You might recall that “enough” was one of my guiding words of 2018. I really wanted to internalize that idea. However, as you’ve assuredly experienced yourself, knowing something on an intellectual level and embracing it on an emotional or psychological level are two different things altogether. On some level, I know I’m doing enough. But I don’t feel it. I don’t believe it.

Just as I mentioned when I looked back at last year’s guiding words, and again in this week’s vlog, I really struggled with “enough” last year. And it’s something that continues to haunt me in 2019. I can’t move on. It’s still there. Taunting me.
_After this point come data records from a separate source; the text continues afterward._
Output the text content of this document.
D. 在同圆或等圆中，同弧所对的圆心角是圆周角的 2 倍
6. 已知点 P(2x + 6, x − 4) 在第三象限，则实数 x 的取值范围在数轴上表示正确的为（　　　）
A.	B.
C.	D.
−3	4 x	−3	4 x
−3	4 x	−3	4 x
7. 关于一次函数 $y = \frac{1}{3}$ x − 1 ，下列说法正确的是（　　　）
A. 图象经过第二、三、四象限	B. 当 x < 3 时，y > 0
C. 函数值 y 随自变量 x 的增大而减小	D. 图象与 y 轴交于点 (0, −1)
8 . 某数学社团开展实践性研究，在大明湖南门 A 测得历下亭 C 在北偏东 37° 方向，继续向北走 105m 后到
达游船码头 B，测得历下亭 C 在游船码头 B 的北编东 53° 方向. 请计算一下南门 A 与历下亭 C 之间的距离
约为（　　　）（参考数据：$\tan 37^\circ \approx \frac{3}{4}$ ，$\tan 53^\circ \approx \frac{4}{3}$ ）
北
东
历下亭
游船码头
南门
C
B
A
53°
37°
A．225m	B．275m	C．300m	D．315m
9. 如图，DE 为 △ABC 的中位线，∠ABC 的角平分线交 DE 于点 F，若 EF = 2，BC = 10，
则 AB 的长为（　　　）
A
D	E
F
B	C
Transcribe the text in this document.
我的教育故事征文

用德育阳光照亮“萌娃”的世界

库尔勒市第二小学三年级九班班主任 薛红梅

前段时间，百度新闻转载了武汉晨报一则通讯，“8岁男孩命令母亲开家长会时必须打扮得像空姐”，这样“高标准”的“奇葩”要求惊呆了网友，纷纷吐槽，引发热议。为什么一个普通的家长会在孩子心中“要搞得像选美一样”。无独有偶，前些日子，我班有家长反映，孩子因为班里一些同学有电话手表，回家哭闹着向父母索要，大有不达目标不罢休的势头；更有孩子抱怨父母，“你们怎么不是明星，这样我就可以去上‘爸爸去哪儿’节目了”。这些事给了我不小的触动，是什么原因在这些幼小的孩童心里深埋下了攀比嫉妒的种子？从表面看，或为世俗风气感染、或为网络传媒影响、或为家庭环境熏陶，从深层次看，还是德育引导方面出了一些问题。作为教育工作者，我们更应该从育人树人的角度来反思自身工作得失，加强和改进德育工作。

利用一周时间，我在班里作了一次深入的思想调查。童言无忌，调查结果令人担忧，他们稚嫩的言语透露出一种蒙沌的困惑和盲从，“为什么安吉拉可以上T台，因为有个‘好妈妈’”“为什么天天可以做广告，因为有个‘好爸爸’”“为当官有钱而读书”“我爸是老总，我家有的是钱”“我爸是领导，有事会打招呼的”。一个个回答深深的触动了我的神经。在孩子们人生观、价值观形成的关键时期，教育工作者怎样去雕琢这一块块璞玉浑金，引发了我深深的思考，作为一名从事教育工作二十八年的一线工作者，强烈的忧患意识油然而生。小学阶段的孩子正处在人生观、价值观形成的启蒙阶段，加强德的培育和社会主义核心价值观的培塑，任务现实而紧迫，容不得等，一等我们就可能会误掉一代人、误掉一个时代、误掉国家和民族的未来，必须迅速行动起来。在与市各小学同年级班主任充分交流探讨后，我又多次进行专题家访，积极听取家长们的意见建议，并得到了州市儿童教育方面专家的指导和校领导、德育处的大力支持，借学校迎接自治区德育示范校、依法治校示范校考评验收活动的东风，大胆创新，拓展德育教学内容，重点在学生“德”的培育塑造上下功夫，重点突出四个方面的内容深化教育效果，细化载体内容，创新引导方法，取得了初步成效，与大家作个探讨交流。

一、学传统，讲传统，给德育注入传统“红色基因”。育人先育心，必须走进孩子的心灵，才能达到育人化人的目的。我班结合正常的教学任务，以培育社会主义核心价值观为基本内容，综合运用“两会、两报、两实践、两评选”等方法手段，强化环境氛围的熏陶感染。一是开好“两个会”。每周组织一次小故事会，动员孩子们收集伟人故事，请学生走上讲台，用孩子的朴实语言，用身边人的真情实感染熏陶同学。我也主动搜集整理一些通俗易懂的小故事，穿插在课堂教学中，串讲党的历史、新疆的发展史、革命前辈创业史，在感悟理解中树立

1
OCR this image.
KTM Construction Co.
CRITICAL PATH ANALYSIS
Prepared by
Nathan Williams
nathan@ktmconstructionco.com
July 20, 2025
Do you ever feel like it’s all peaches and rainbows and unicorns around you, but inside your head, it’s a heaping dumpster fire? Like you’re constantly letting everyone down and you’ll never be good enough? That. Yes, that.

How to Measure Enough

I know that money isn’t everything. I also know that it’s one of the few objective measures of “success,” at least in a professional scope. Looking at my income over the years, I haven’t experienced the growth I had hoped I would. I’m not where I thought I’d be. The same is true with sales of my books, just as it is with this blog. Maybe I’m just being greedy, but I always thought that they’d do more. My modest tale is somehow not enough.

But isn’t that just another example of distorted thinking? People tell me I’m a good dad, usually based on what I post online. After I posted my year in numbers, people told me they were impressed with how much content I manage to produce. Now, I can never be certain if they’re actually being genuine or if they’re just playing the role of supporter. I want to believe them. I really do.

Focus, Fear and Freedom

There’s this concept in psychology called the Zeigarnik Effect. Named after Lithuanian psychologist Bluma Zeigarnik, who studied at the University of Berlin, the Zeigarnik Effect basically says that you are better at remembering tasks that were interrupted, or tasks that were left undone, than you are at remembering the tasks that you did complete. This relates directly to my relationship with to-do lists.

Without to-do lists, I’d be wildly disorganized. Without writing it down, I’d never remember everything I had to do. But literally at the end of the day, practically every day, I’m always left with tasks undone. And that’s what I remember. I remember I didn’t do enough. And it haunts me, carrying those tasks over to the next day, the next week, and in the case of this post, two years later.

It’s a struggle and I’ve been trying to pare down my daily to-do lists into something a little more reasonable. It’s about accepting limitations, and taking pride in what I do manage to accomplish. Easier said than done, of course.

Okay. That’s enough self-indulgence for now, so I’ll just leave it at that. Thank you for reading.